On peut encore envisager les fievres continues par leur violence, par leur qualité, par leur constance, par leurs causes, & par leurs symptomes.

1°. Selon la rapidité de leurs progrès & selon la promptitude avec laquelle elles se terminent ; elles sont ou simplement aiguës, ou fort aiguës, ou extrèmement aiguës.

2°. La difficulté avec laquelle elles cedent aux remedes, leur constance, la lenteur de leurs mouvemens, dénotent des fievres chroniques, semblables à celles que suscitent des dépôts internes, & telles, par exemple, que la fievre colliquative qui accompagne la morve, quand elle est parvenue à un certain degré. Ces fievres lentes sont toûjours symptomatiques : on ne peut conséquemment en triompher qu’en attaquant & en domptant la maladie qui les occasionne. Il arrive aussi dans le cheval, comme dans l’homme, que des fievres aiguës dégénerent en fievres de ce caractere.

3°. Dès qu’on se croit en droit d’accuser de la maladie présente une matiere fébrile considérable, & que l’on suppose cachée dans le sang ou dans les premieres voies, la fievre continue ou synoque putride ; & si la perversion prétendue des humeurs est excessive ou entiere, elle est ardente ou maligne. Les maréchaux la nomment alors feu, mal de feu, mal d’Espagne ; & elle est directement opposée par sa qualité aux fievres synoques simples, & aux fievres éphémeres, qui sont des fievres bénignes.

4°. Enfin si à tous les signes de la fievre maligne se joignent une grande prostration des forces, des exanthèmes, des bubons, des anthrax, &c. la maladie se manifestera par des symptomes trop positifs pour qu’il soit permis d’y méconnoître la fievre pestilentielle.

Ces détails que je n’étendrai pas plus loin, suffisent à quiconque prétend se former une idée des fievres qui peuvent survenir à l’animal ; elles sont toutes renfermées dans les divisions que j’en ai faites : celles dont le traitement m’a été confié, se réduisent à des fievres continues, ou lentes, ou aiguës, ou éphémeres, ou non putrides, ou putrides, ou pestilentielles, ou malignes.

Un travail immodéré & trop violent, un refroidissement, un repos trop constant & trop long, un défaut dans le régime, une nourriture abondante capable de surcharger l’estomac, à la suite d’un exercice pénible & forcé ; la faim, la soif même ; des eaux croupies, corrompues, indigestes ; une boisson froide donnée à un cheval échauffé ou qui est en sueur ; des alimens trop chauds, des fourrages aigres, le foin vasé & qui a été mouillé, le foin nouveau, de mauvais grains ; les vicissitudes de l’air ambiant ; des chaleurs excessives, des froids demesurés, des transitions subites & répétées des premieres à ceux-ci ; des tems humides & pluvieux, des tems de sécheresse & d’aridité ; l’ardeur d’un soleil brûlant, des exhalaisons putrides qui infectent quelquefois tout un pays, tout un camp, &c. telles sont en général les causes évidentes des unes & des autres ; à l’exception de la fievre lente qui n’est point essentielle, ainsi que je l’ai déjà remarqué, qui n’est que le produit de la lésion de quelques visceres, ou d’une maladie chronique quelconque.

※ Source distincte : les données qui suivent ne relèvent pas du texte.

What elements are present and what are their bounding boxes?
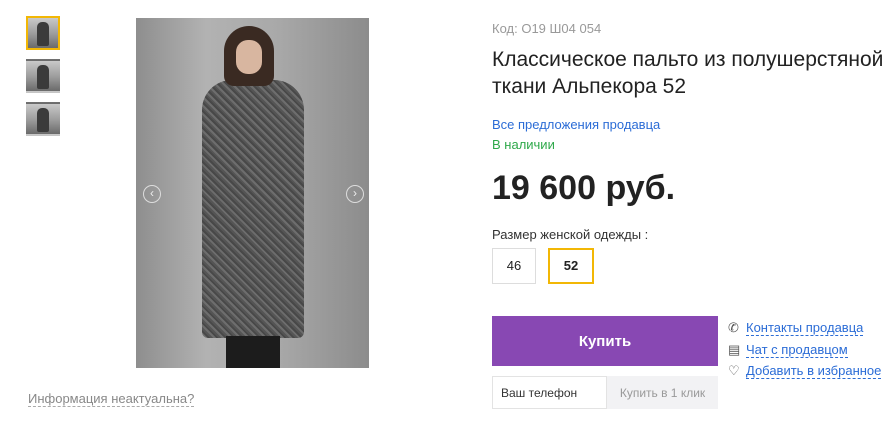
chat-label: Чат с продавцом: [746, 342, 848, 358]
thumbnail-list: [26, 16, 60, 145]
heart-icon: ♡: [728, 363, 740, 378]
thumbnail-2[interactable]: [26, 59, 60, 93]
seller-offers-link[interactable]: Все предложения продавца: [492, 117, 660, 132]
chat-with-seller-link[interactable]: ▤ Чат с продавцом: [728, 342, 848, 358]
product-photo: [136, 18, 369, 368]
size-option-52[interactable]: 52: [548, 248, 594, 284]
thumbnail-3[interactable]: [26, 102, 60, 136]
product-code: Код: О19 Ш04 054: [492, 21, 602, 36]
favorites-label: Добавить в избранное: [746, 363, 882, 379]
product-price: 19 600 руб.: [492, 169, 676, 207]
seller-contacts-link[interactable]: ✆ Контакты продавца: [728, 320, 864, 336]
coat-figure: [202, 80, 304, 338]
prev-image-icon[interactable]: ‹: [143, 185, 161, 203]
thumbnail-1[interactable]: [26, 16, 60, 50]
size-option-46[interactable]: 46: [492, 248, 536, 284]
model-face: [236, 40, 262, 74]
phone-icon: ✆: [728, 320, 739, 335]
phone-input[interactable]: [492, 376, 607, 409]
chat-icon: ▤: [728, 342, 741, 357]
seller-contacts-label: Контакты продавца: [746, 320, 864, 336]
buy-button[interactable]: Купить: [492, 316, 718, 366]
size-label: Размер женской одежды :: [492, 227, 649, 242]
one-click-buy-button[interactable]: Купить в 1 клик: [607, 376, 718, 409]
add-to-favorites-link[interactable]: ♡ Добавить в избранное: [728, 363, 882, 379]
product-title: Классическое пальто из полушерстяной тка…: [492, 48, 884, 98]
model-legs: [226, 336, 280, 368]
availability-status: В наличии: [492, 137, 555, 152]
outdated-info-link[interactable]: Информация неактуальна?: [28, 391, 195, 407]
next-image-icon[interactable]: ›: [346, 185, 364, 203]
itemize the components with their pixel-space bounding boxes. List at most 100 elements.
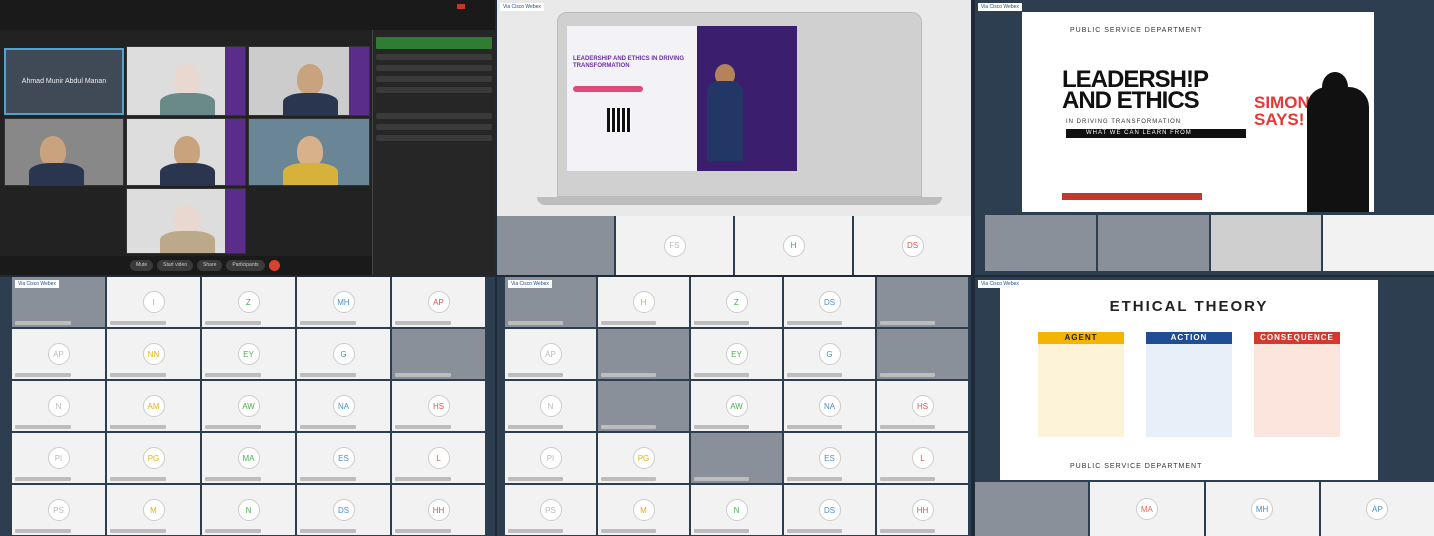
- participant-tile[interactable]: L: [877, 433, 968, 483]
- participant-avatar: MA: [237, 447, 260, 469]
- participant-tile[interactable]: H: [598, 277, 689, 327]
- participants-button[interactable]: Participants: [226, 260, 265, 271]
- participant-tile[interactable]: PI: [12, 433, 105, 483]
- participant-tile[interactable]: N: [691, 485, 782, 535]
- share-button[interactable]: Share: [197, 260, 223, 271]
- participant-tile[interactable]: HS: [392, 381, 485, 431]
- participant-avatar: AP: [427, 291, 450, 313]
- participant-tile[interactable]: N: [12, 381, 105, 431]
- participant-tile[interactable]: ES: [784, 433, 875, 483]
- participant-avatar: EY: [725, 343, 748, 365]
- slide-title: LEADERSH!P AND ETHICS: [1062, 66, 1209, 114]
- participant-tile[interactable]: N: [505, 381, 596, 431]
- participant-avatar: DS: [818, 291, 841, 313]
- participant-tile[interactable]: G: [297, 329, 390, 379]
- participant-tile[interactable]: DS: [784, 485, 875, 535]
- participant-tile[interactable]: [598, 381, 689, 431]
- participant-tile[interactable]: L: [392, 433, 485, 483]
- recording-badge: [457, 4, 465, 9]
- participant-avatar: DS: [901, 234, 924, 257]
- leave-button[interactable]: [268, 260, 280, 271]
- participant-tile[interactable]: [877, 277, 968, 327]
- participant-avatar: AM: [142, 395, 165, 417]
- slide-subtitle: IN DRIVING TRANSFORMATION: [1066, 119, 1182, 125]
- participant-video[interactable]: [497, 216, 614, 275]
- simon-says: SIMON SAYS!: [1254, 93, 1310, 129]
- participant-avatar: HH: [911, 499, 934, 521]
- participant-avatar: N: [47, 395, 70, 417]
- participant-tile[interactable]: NA: [297, 381, 390, 431]
- participant-tile[interactable]: DS: [297, 485, 390, 535]
- participant-video[interactable]: [126, 188, 246, 254]
- participant-tile[interactable]: [598, 329, 689, 379]
- webex-label: Via Cisco Webex: [978, 280, 1022, 288]
- participant-tile[interactable]: AP: [505, 329, 596, 379]
- participant-tile[interactable]: Via Cisco Webex: [12, 277, 105, 327]
- participant-tile[interactable]: MH: [297, 277, 390, 327]
- participant-avatar: HS: [427, 395, 450, 417]
- participant-avatar: H: [632, 291, 655, 313]
- participant-video[interactable]: [975, 482, 1089, 536]
- participant-tile[interactable]: [691, 433, 782, 483]
- poster-screen: LEADERSHIP AND ETHICS IN DRIVING TRANSFO…: [567, 26, 797, 171]
- participant-tile[interactable]: HS: [877, 381, 968, 431]
- participant-tile[interactable]: AW: [202, 381, 295, 431]
- participant-video[interactable]: [1323, 215, 1434, 271]
- participant-video[interactable]: [126, 46, 246, 116]
- participant-tile[interactable]: EY: [691, 329, 782, 379]
- participant-tile[interactable]: H: [735, 216, 852, 275]
- participant-avatar: DS: [818, 499, 841, 521]
- participant-tile[interactable]: PG: [107, 433, 200, 483]
- participant-tile[interactable]: HH: [392, 485, 485, 535]
- participant-tile[interactable]: PS: [505, 485, 596, 535]
- participant-avatar: PG: [142, 447, 165, 469]
- participant-video[interactable]: [4, 118, 124, 186]
- participant-tile[interactable]: I: [107, 277, 200, 327]
- participant-tile[interactable]: MH: [1205, 482, 1319, 536]
- participant-video[interactable]: [248, 118, 370, 186]
- participant-avatar: PI: [47, 447, 70, 469]
- participant-tile[interactable]: G: [784, 329, 875, 379]
- participant-avatar: Z: [237, 291, 260, 313]
- gallery-panel: Via Cisco Webex I Z MH AP AP NN EY G N AM AW NA HS PI P…: [0, 277, 495, 536]
- participant-video[interactable]: [1210, 215, 1322, 271]
- participant-tile[interactable]: MA: [1090, 482, 1204, 536]
- participant-video[interactable]: [248, 46, 370, 116]
- participant-tile[interactable]: Z: [691, 277, 782, 327]
- participant-avatar: I: [142, 291, 165, 313]
- participant-video[interactable]: [1097, 215, 1209, 271]
- participant-tile[interactable]: NA: [784, 381, 875, 431]
- participant-tile[interactable]: M: [107, 485, 200, 535]
- video-button[interactable]: Start video: [157, 260, 194, 271]
- participant-tile[interactable]: HH: [877, 485, 968, 535]
- participant-tile[interactable]: PI: [505, 433, 596, 483]
- participant-tile[interactable]: MA: [202, 433, 295, 483]
- participant-tile[interactable]: PG: [598, 433, 689, 483]
- title-slide: PUBLIC SERVICE DEPARTMENT LEADERSH!P AND …: [1022, 12, 1374, 212]
- participant-grid: Via Cisco Webex H Z DS AP EY G N AW NA HS PI PG ES L PS…: [505, 277, 968, 535]
- participant-avatar: NA: [818, 395, 841, 417]
- participant-tile[interactable]: M: [598, 485, 689, 535]
- participant-tile[interactable]: PS: [12, 485, 105, 535]
- participant-avatar: M: [632, 499, 655, 521]
- participant-video[interactable]: [985, 215, 1096, 271]
- participant-tile[interactable]: DS: [854, 216, 971, 275]
- participant-tile[interactable]: NN: [107, 329, 200, 379]
- participant-video[interactable]: [126, 118, 246, 186]
- participant-tile[interactable]: Z: [202, 277, 295, 327]
- participant-tile[interactable]: AM: [107, 381, 200, 431]
- participant-tile[interactable]: AP: [392, 277, 485, 327]
- participant-tile[interactable]: AW: [691, 381, 782, 431]
- participant-tile[interactable]: AP: [1320, 482, 1434, 536]
- participant-tile[interactable]: [877, 329, 968, 379]
- participant-tile[interactable]: N: [202, 485, 295, 535]
- participant-tile[interactable]: EY: [202, 329, 295, 379]
- participant-tile[interactable]: Via Cisco Webex: [505, 277, 596, 327]
- participant-tile[interactable]: AP: [12, 329, 105, 379]
- participant-tile[interactable]: [392, 329, 485, 379]
- mute-button[interactable]: Mute: [130, 260, 154, 271]
- presenter-tile[interactable]: Ahmad Munir Abdul Manan: [4, 48, 124, 115]
- participant-tile[interactable]: DS: [784, 277, 875, 327]
- participant-tile[interactable]: FS: [616, 216, 733, 275]
- participant-tile[interactable]: ES: [297, 433, 390, 483]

Les autres fievres symptomatiques que le cheval éprouve, & qui peuvent être placées au rang des fievres aiguës, procedent communément de la douleur plus ou moins vive que suscitent en lui de fortes tranchées, l’érésypele, l’étranguillon, la four-

bure, des tumeurs phlegmoneuses, des abcès, des

plaies, &c. Les médicamens propres à calmer & à détruire ces maux, sont aussi les seuls qu’il convient d’employer pour en abréger le cours.

Il est des signes généraux des fievres ; il en est de particuliers à chacune d’elles.

Les signes généraux sont une respiration plus ou moins difficile, plus ou moins laborieuse, plus ou moins fréquente, & une accélération plus ou moins considérable des mouvemens ordinaires du diaphragme & des muscles abdominaux ; mouvemens très-sensibles dans les flancs, & accélérés selon la fréquence des inspirations que l’animal est machinalement obligé de faire pour faciliter & pour subvenir au passage du sang que le cœur agité chasse dans les poumons avec plus d’impétuosité & en plus grande abondance que ces organes ne peuvent en admettre dans l’état naturel.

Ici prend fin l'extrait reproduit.